A Faith Of One's Own

My girlfriend, Jeanille, is a big fan of the messages of Joel Osteen and as I mentioned yesterday that I was watching one of his messages that she shared: https://www.youtube.com/watch?v=gtwX3xJl-pI
It struck me today that there is more I wish to talk about to do with the idea of Christians who judge him and other famous pastors or preachers. First let me bring to you the idea of how you truly recognise false prophets which Joel Osteen has been accused of being. It's found in Matthew 7:16 "By their fruit you will recognize them. Do people pick grapes from thornbushes, or figs from thistles?" Now I don't know about you, but a church full of people coming to God in one form or another and worshipping Him seems like the fruit of someone serving God. Someone else said it better in this post about why Joel Osteen has been successful: http://www.charismanews.com/us/40377-the-joel-osteen-most-people-don-t-know

Now I'm not standing here to write a defence of Joel Osteen, or any famous pastor for that matter, in fact I'm actually sitting down as I type this. But I am typing an argument to Christians and exhorting them to stop judging fellow believers because you don't believe they are, essentially, Christian enough. William Booth said this: "The chief danger that confronts the coming century will be religion without the Holy Ghost, Christianity without Christ, forgiveness without repentance, salvation without regeneration, politics without God, heaven without hell." However, I would also say that another danger is that we as the Church become so distracted by our bickering over differences and 'who is right or wrong' that we forget what our real call is to do: go and make disciples. Essentially, making disciples - teaching others about the good news of salvation and following Jesus as Lord is really a part of the essential reason we were created; to worship God. 

I'm not saying that you should go the other way and essentially believe everything that people like Joel Osteen say. In fact I would discourage it. I simply believe that he, as part of the body, has his own way of spreading the gospel. Maybe we should spend less time looking at and judging the faith of others and more time on what we ourselves believe. 

Paul wrote in 1 Corinthians 13:10-12 " ..10 but when the perfect comes, the partial will pass away. 11 When I was a child, I spoke like a child, I thought like a child, I reasoned like a child. When I became a man, I gave up childish ways. 12 For now we see in a mirror dimly, but then face to face. Now I know in part; then I shall know fully, even as I have been fully known."

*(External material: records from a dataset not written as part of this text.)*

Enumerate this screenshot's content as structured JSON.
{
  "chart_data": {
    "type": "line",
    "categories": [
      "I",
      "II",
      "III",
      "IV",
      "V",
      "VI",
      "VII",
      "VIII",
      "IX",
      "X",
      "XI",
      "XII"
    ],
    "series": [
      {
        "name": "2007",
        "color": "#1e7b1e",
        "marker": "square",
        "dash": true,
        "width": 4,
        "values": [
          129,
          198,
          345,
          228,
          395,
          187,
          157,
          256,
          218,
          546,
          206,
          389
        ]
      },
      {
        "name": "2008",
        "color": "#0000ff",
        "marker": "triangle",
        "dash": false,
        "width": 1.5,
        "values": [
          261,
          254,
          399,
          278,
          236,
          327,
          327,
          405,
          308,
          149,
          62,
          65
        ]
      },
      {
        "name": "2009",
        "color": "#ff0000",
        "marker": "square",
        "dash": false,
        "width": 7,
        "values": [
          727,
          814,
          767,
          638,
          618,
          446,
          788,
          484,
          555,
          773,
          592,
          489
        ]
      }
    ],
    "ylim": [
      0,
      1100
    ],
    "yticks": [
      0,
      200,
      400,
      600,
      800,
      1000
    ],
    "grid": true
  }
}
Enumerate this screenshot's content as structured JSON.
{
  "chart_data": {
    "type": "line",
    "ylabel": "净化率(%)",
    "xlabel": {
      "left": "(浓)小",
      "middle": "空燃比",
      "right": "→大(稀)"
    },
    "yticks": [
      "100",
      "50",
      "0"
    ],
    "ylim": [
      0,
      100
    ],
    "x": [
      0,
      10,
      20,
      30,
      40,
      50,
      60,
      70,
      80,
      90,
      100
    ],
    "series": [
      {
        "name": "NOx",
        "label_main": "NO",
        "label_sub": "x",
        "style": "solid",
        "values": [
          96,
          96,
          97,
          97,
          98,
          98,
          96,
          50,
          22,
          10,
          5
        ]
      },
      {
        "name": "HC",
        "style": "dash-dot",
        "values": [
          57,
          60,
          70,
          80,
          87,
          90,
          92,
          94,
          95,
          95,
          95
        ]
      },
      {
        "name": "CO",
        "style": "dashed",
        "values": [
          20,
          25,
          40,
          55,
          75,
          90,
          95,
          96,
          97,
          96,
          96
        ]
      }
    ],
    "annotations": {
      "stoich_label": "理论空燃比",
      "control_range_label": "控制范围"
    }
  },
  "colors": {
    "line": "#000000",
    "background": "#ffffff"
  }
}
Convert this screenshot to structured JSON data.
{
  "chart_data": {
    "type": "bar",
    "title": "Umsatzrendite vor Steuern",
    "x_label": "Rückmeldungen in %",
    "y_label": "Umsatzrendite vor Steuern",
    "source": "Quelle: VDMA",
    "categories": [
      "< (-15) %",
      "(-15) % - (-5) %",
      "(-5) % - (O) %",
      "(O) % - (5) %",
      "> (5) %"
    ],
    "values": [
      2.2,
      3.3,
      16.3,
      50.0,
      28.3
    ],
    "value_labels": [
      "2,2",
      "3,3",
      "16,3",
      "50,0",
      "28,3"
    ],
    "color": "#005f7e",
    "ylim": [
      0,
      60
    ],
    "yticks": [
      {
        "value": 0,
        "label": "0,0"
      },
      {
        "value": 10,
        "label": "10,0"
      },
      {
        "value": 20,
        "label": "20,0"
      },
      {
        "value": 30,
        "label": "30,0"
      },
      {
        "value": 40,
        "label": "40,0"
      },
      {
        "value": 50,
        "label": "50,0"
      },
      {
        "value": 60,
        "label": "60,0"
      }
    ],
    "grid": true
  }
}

When I was a child my faith was based on what my parents believed. As I grew up into a man I developed my own faith and relationship with Jesus Christ and that gives me revelations on particular topics and ideas that others may not see. Not better revelations or more perfect revelations (I still only know in part) but they are my own revelations. My encouragement is that we can all continue to grow up and think like adults, developing our own faith and relationships with Christ. And while that happens let's not judge what God is doing through someone else, unless the fruit of that is opposite to what God's word states.